Junosuke Abe tackles the UltraSeven creature Metron, creating a figure based on a design from the late Yasushi Nirasawa. This was one of Nirasawa’s final design works, which was done as part of the Kaiju Remix series which gives assorted artists free reign over creatures from the Ultra series. Created by the artist K, Android EL01 looks like it walked out of Ex Machina or Battle Angel Alita, as flesh and mechanical armatures intertwine.

Most artists in Sculptors tend to eschew subtlety in favor of making their creations as bombastic as possible, Masato Ohata’s Girl with Key embodies a nuanced approach to horror. Evoking the same eeriness of the twin Grady girls from The Shining, the figure looks straight at the viewer with a look that may be condemnation, and entreaty, or a fate worse than death. The folds and pleats on her dress are delicately crafted while an ominous sack sits by her feet and a hand creeps out from under a manhole cover. The piece invites you to think about what’s not shown.

One of the extended features in this issue goes over the creation of a bust of Zaruba, from Keita Amemiya’s long running tokusatsu show Garo. Zaruba typically appears as a small ring that talks to the hero, but in this bust his size has been increased and we see the lengthy process as Zaruba goes from a lump of clay into his grinning skeletal visage.


One of my favorite pieces is a figure called Orco, which is modeled after the avian styled heroes of Gatchaman, but eschewing the helmet and spandex for a bio-organic creature reminiscent of Screaming Mad George’s work on the movie Guyver. The sculpture Pleats depicts an ancient looking mound of flesh that is evocative of the human form, but transformed into something strange and cruel as a veritable curtain of skin drapes over an ancient stone chair. And for those of you that want some less horrific and grotesque content, there’s a feature on studying a tiger cub for studious sculptors. 

Paru Itagaki’s manga Beastars gets some extensive coverage with a look at  busts sculpted by Takashi Tsukada of the cast that perfectly captures Itakgagki’s elastic and expressive art style. The next section looks at the expertly crafted creation of the stop motion animated opening to the Beastars anime (coming to Netflix in March 2020, despite being out in Japan since October 2019). This opening sequence was some of the first footage shown of Beastars and I was actually a little disappointed that the whole show wasn’t done in stop motion. What’s Beastars? Imagine if you put Fame, Riverdale, and Zootopia in a blender and you’d be about half way there.

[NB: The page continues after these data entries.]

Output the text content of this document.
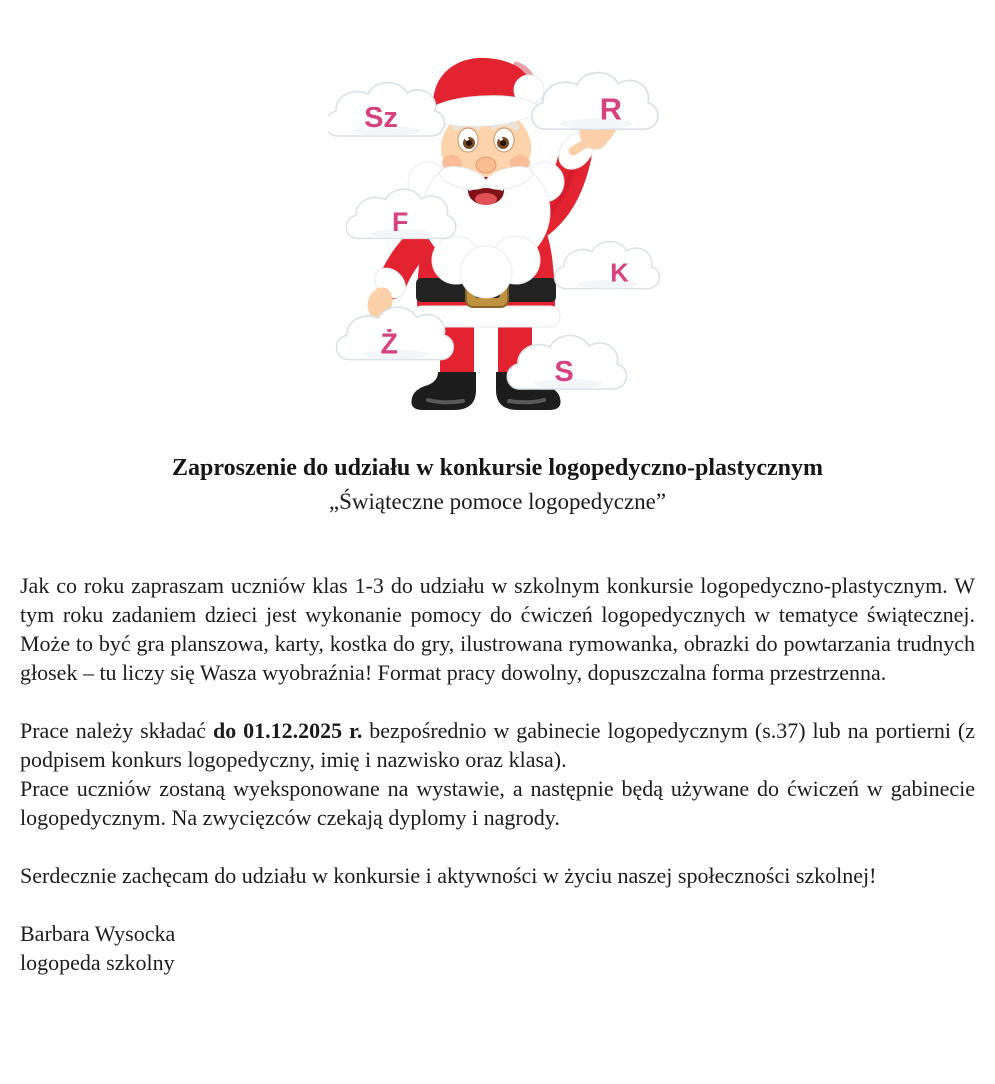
Sz	R
F
K
Ż
S
Zaproszenie do udziału w konkursie logopedyczno-plastycznym
„Świąteczne pomoce logopedyczne”

Jak co roku zapraszam uczniów klas 1-3 do udziału w szkolnym konkursie logopedyczno-plastycznym. W tym roku zadaniem dzieci jest wykonanie pomocy do ćwiczeń logopedycznych w tematyce świątecznej. Może to być gra planszowa, karty, kostka do gry, ilustrowana rymowanka, obrazki do powtarzania trudnych głosek – tu liczy się Wasza wyobraźnia! Format pracy dowolny, dopuszczalna forma przestrzenna.

Prace należy składać do 01.12.2025 r. bezpośrednio w gabinecie logopedycznym (s.37) lub na portierni (z podpisem konkurs logopedyczny, imię i nazwisko oraz klasa).

Prace uczniów zostaną wyeksponowane na wystawie, a następnie będą używane do ćwiczeń w gabinecie logopedycznym. Na zwycięzców czekają dyplomy i nagrody.

Serdecznie zachęcam do udziału w konkursie i aktywności w życiu naszej społeczności szkolnej!

Barbara Wysocka

logopeda szkolny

It’s always important to remember the past, and Sculptors pays tribute to the magazines SMH (Sensational Model & Hobby) and DDD (Dengeki Dabster Department Store… yes, really), two publications which were forerunners to Sculptors. SMH was a side publication by Hobby Japan which featured works from Yasushi Nirasawa when he was in his prime, along with ball jointed dolls, Takeyuki Takeya models, short comics, movie reviews, and trips to various modeling conventions. If you can track down back issues of SMH I highly recommend giving it a look. SMH was in many ways the foundation for Sculptors in its approach to strange creatures, complex mechs, and provocative (read: horny) designs. Many things have changed since the time of SMH, but Sculptors embodies the spirit of creation and new frontier of digital modeling and 3D printing in the hobby and garage kit world.